The notification-service relies on multiple third-party adapters (e.g., SendGrid, Twilio, AWS SES) to deliver messages. These adapters require sensitive credentials, such as API keys, SMTP passwords, and XOAUTH2 refresh tokens.

Hardcoding these credentials in the codebase or baking them into container images is a severe security risk. Relying solely on environment variables can also be risky in shared environments where environment inspection is possible. We need a unified, secure strategy for managing these secrets at runtime.

Decision

We will manage all adapter credentials using the platform's central Secret Management System (e.g., Vault), accessed via the standard Configuration Service client.

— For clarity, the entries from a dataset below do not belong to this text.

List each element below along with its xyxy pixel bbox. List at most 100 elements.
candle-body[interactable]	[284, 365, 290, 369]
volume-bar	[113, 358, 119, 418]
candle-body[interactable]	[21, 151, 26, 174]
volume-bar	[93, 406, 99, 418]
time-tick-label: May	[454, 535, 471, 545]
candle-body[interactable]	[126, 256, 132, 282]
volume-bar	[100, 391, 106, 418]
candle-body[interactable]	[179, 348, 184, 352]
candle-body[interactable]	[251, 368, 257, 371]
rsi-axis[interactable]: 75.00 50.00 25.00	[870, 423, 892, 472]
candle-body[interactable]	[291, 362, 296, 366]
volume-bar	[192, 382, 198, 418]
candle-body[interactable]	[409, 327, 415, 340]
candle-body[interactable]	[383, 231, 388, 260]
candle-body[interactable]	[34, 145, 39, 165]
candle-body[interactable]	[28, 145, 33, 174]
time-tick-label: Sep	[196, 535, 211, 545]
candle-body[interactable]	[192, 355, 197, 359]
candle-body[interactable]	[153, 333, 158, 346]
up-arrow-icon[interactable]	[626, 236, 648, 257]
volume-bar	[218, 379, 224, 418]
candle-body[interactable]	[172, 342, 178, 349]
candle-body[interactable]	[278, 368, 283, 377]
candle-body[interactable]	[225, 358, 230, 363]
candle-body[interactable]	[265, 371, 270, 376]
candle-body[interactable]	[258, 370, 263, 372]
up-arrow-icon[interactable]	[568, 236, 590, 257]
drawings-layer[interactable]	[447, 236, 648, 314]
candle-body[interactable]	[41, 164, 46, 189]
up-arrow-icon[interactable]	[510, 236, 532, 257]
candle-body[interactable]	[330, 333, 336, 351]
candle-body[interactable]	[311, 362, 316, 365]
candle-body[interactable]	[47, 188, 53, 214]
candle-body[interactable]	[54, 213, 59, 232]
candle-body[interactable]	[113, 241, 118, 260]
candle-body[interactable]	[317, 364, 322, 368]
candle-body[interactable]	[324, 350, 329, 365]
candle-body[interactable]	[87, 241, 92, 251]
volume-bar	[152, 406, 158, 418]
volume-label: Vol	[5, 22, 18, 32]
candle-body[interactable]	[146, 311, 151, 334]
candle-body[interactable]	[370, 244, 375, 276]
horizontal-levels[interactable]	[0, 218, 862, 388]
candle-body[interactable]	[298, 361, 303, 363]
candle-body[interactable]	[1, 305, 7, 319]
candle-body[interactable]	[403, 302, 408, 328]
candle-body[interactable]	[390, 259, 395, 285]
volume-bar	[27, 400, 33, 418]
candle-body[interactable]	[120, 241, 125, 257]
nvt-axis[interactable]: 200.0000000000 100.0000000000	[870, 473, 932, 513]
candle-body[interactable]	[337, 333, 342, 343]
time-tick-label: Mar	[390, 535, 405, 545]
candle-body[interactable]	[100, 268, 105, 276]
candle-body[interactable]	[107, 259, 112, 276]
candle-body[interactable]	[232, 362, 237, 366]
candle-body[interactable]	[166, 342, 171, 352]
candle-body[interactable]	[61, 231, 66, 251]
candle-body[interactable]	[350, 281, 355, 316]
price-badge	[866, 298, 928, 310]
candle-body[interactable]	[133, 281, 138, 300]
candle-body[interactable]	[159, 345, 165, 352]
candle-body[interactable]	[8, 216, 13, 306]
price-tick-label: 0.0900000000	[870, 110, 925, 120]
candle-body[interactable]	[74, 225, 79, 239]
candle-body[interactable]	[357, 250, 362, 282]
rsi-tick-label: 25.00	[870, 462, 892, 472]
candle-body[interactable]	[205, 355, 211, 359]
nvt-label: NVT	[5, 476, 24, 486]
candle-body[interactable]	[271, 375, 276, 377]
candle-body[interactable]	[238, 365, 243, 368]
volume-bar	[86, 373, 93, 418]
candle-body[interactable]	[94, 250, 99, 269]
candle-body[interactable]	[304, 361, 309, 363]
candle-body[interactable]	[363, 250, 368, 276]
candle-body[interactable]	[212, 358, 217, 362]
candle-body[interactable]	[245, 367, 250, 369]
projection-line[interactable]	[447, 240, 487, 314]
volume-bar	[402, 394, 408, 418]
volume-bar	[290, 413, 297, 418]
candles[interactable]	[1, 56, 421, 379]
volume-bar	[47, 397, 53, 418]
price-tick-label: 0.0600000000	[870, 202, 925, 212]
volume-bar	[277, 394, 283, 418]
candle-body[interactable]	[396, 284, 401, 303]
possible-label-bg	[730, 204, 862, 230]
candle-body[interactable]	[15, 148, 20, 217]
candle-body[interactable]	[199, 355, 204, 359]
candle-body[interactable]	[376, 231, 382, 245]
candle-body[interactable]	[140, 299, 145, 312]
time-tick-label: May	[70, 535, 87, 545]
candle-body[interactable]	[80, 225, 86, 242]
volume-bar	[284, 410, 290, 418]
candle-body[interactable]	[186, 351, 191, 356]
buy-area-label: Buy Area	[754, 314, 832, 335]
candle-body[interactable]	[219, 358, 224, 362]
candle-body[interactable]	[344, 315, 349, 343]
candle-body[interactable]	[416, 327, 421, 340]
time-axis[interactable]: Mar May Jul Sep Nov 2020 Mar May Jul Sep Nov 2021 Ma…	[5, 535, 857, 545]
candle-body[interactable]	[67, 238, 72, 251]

  1. No Hardcoded Secrets: Credentials must never appear in source code or version control.
  2. Runtime Retrieval: The service will fetch its configuration and secrets at startup (or periodically) from the central configuration provider.
  3. Sender Profiles: Credentials will be organized by "Sender Profiles" (e.g., email.profiles.marketing, sms.profiles.alerts). This allows the service to manage multiple identities (and thus multiple sets of credentials) for a single channel type without code changes.
  4. XOAUTH2 Support: For email providers requiring modern authentication (like Gmail or Outlook), the service will store and use Refresh Tokens. The adapter will be responsible for exchanging the refresh token for a short-lived Access Token at runtime, ensuring long-term access without manual intervention.

Consequences

Positive

  • Enhanced Security: Secrets are stored encrypted at rest in a dedicated system (Vault), not in plain text config files.
  • Centralized Rotation: Operations teams can rotate API keys in the central store without redeploying the application.
  • Compliance: Meets standard compliance requirements for secret management.
  • Multi-Identity Support: The profile-based config structure allows easy management of distinct credentials for different business functions (Sales vs. Support).

Negative

  • Runtime Dependency: The service cannot start if the Configuration/Secret service is unavailable.
  • Local Dev Complexity: Developers must set up a local secrets provider (or use a local .env file adapter supported by the config library) to run the service locally.